Domestic team information
- 1931–1933: Oxford University
- 1934: Marylebone Cricket Club

Career statistics
| Competition | First-class |
| Matches | 22 |
| Runs scored | 617 |
| Batting average | 18.14 |
| 100s/50s | –/2 |
| Top score | 91 |
| Balls bowled | 299 |
| Wickets | 5 |
| Bowling average | 44.80 |
| 5 wickets in innings | – |
| 10 wickets in match | – |
| Best bowling | 2/56 |
| Catches/stumpings | 5/– |
- Source: Cricinfo, 2 March 2020

= Noel Evans (cricketer) =

English cricketer

Edward Noel Evans (7 December 1911 – 12 February 1964) was an English first-class cricketer.

The son of Edward William Evans, he was born at Edmonton in December 1911. He was educated at Haileybury, before going up to Wadham College, Oxford. While studying at Oxford, he played first-class cricket for Oxford University, making his debut against Lancashire at Oxford in 1931. He played first-class cricket for Oxford until losing his place in the side in 1933, having made 21 appearances. He scored 613 runs for Oxford, at an average of 18.57 and a high score of 91. In 1934, he made a first-class appearance for the Marylebone Cricket Club against Ireland at Dublin.

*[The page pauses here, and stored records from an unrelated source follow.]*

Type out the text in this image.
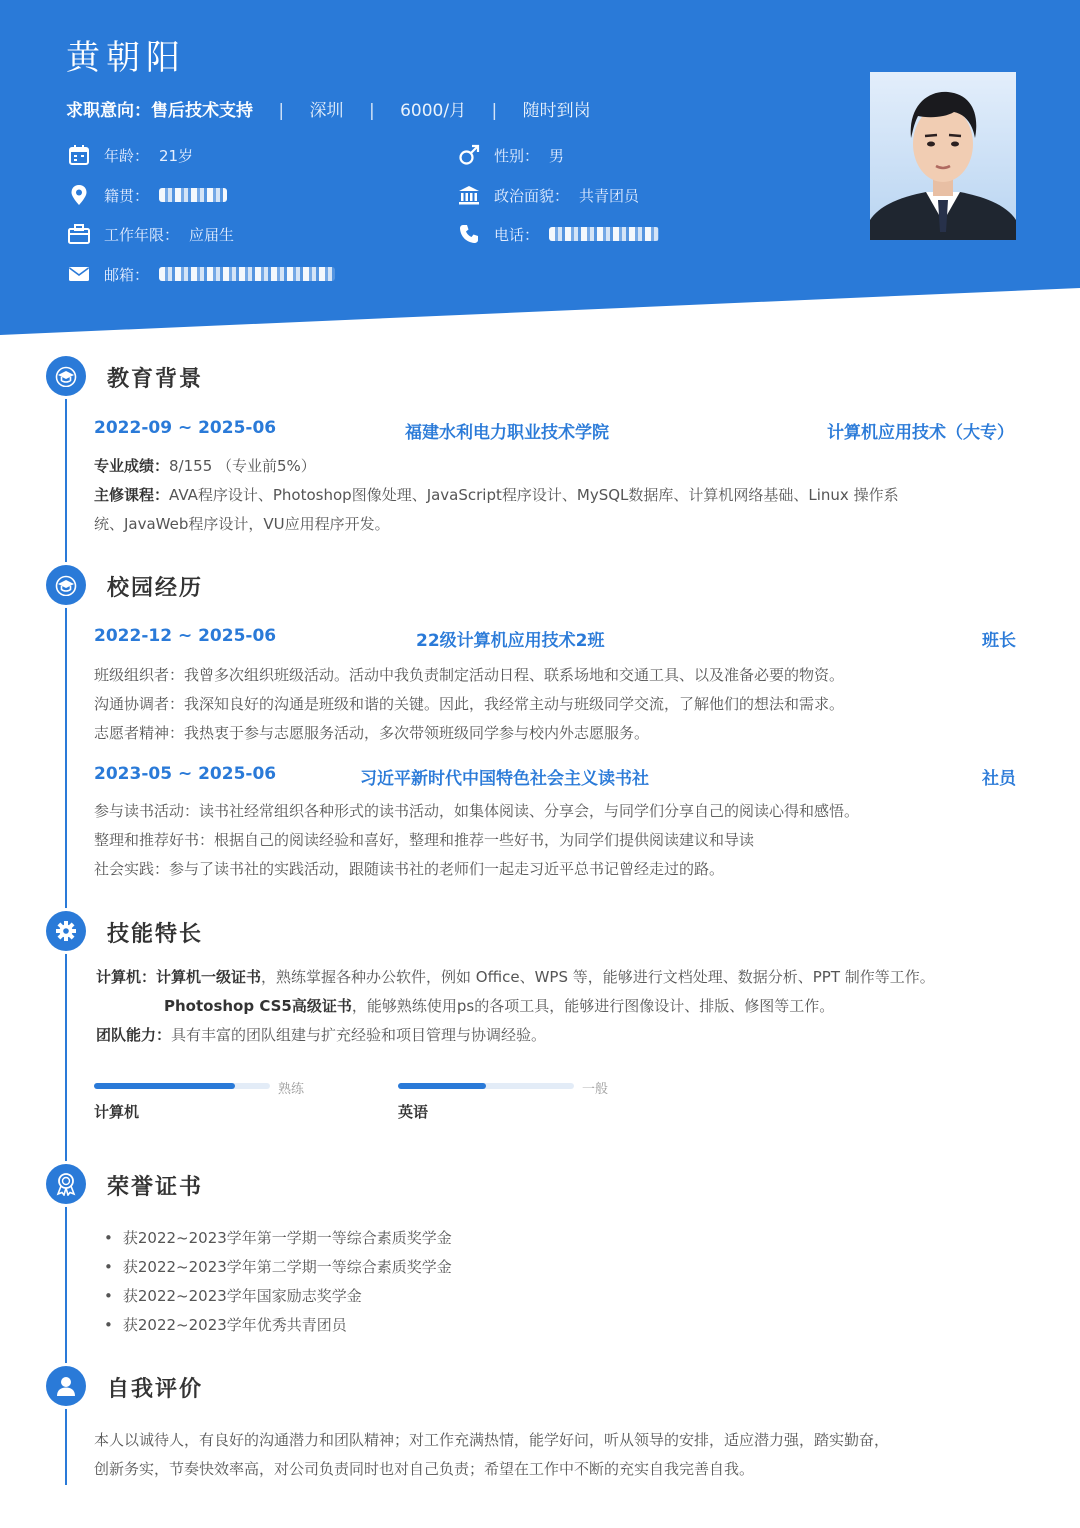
黄朝阳
求职意向：售后技术支持 | 深圳 | 6000/月 | 随时到岗
年龄： 21岁	性别： 男
籍贯：	政治面貌： 共青团员
工作年限： 应届生	电话：
邮箱：
教育背景
2022-09 ~ 2025-06	福建水利电力职业技术学院	计算机应用技术（大专）
专业成绩：8/155 （专业前5%）
主修课程：AVA程序设计、Photoshop图像处理、JavaScript程序设计、MySQL数据库、计算机网络基础、Linux 操作系
统、JavaWeb程序设计，VU应用程序开发。
校园经历
2022-12 ~ 2025-06	22级计算机应用技术2班	班长
班级组织者：我曾多次组织班级活动。活动中我负责制定活动日程、联系场地和交通工具、以及准备必要的物资。
沟通协调者：我深知良好的沟通是班级和谐的关键。因此，我经常主动与班级同学交流，了解他们的想法和需求。
志愿者精神：我热衷于参与志愿服务活动，多次带领班级同学参与校内外志愿服务。
2023-05 ~ 2025-06	习近平新时代中国特色社会主义读书社	社员
参与读书活动：读书社经常组织各种形式的读书活动，如集体阅读、分享会，与同学们分享自己的阅读心得和感悟。
整理和推荐好书：根据自己的阅读经验和喜好，整理和推荐一些好书，为同学们提供阅读建议和导读
社会实践：参与了读书社的实践活动，跟随读书社的老师们一起走习近平总书记曾经走过的路。
技能特长
计算机：计算机一级证书，熟练掌握各种办公软件，例如 Office、WPS 等，能够进行文档处理、数据分析、PPT 制作等工作。
Photoshop CS5高级证书，能够熟练使用ps的各项工具，能够进行图像设计、排版、修图等工作。
团队能力：具有丰富的团队组建与扩充经验和项目管理与协调经验。
熟练
计算机
一般
英语
荣誉证书
• 获2022~2023学年第一学期一等综合素质奖学金
• 获2022~2023学年第二学期一等综合素质奖学金
• 获2022~2023学年国家励志奖学金
• 获2022~2023学年优秀共青团员
自我评价
本人以诚待人，有良好的沟通潜力和团队精神；对工作充满热情，能学好问，听从领导的安排，适应潜力强，踏实勤奋，
创新务实，节奏快效率高，对公司负责同时也对自己负责；希望在工作中不断的充实自我完善自我。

Evans married Audrey Mary Leathers, the daughter of Frederick Leathers, 1st Viscount Leathers in July 1938. He served in the Second World War with the Royal Naval Volunteer Reserve and was mentioned in dispatches in May 1944. He spent his working life in the family publishing business. Evans died at Kensington in February 1964.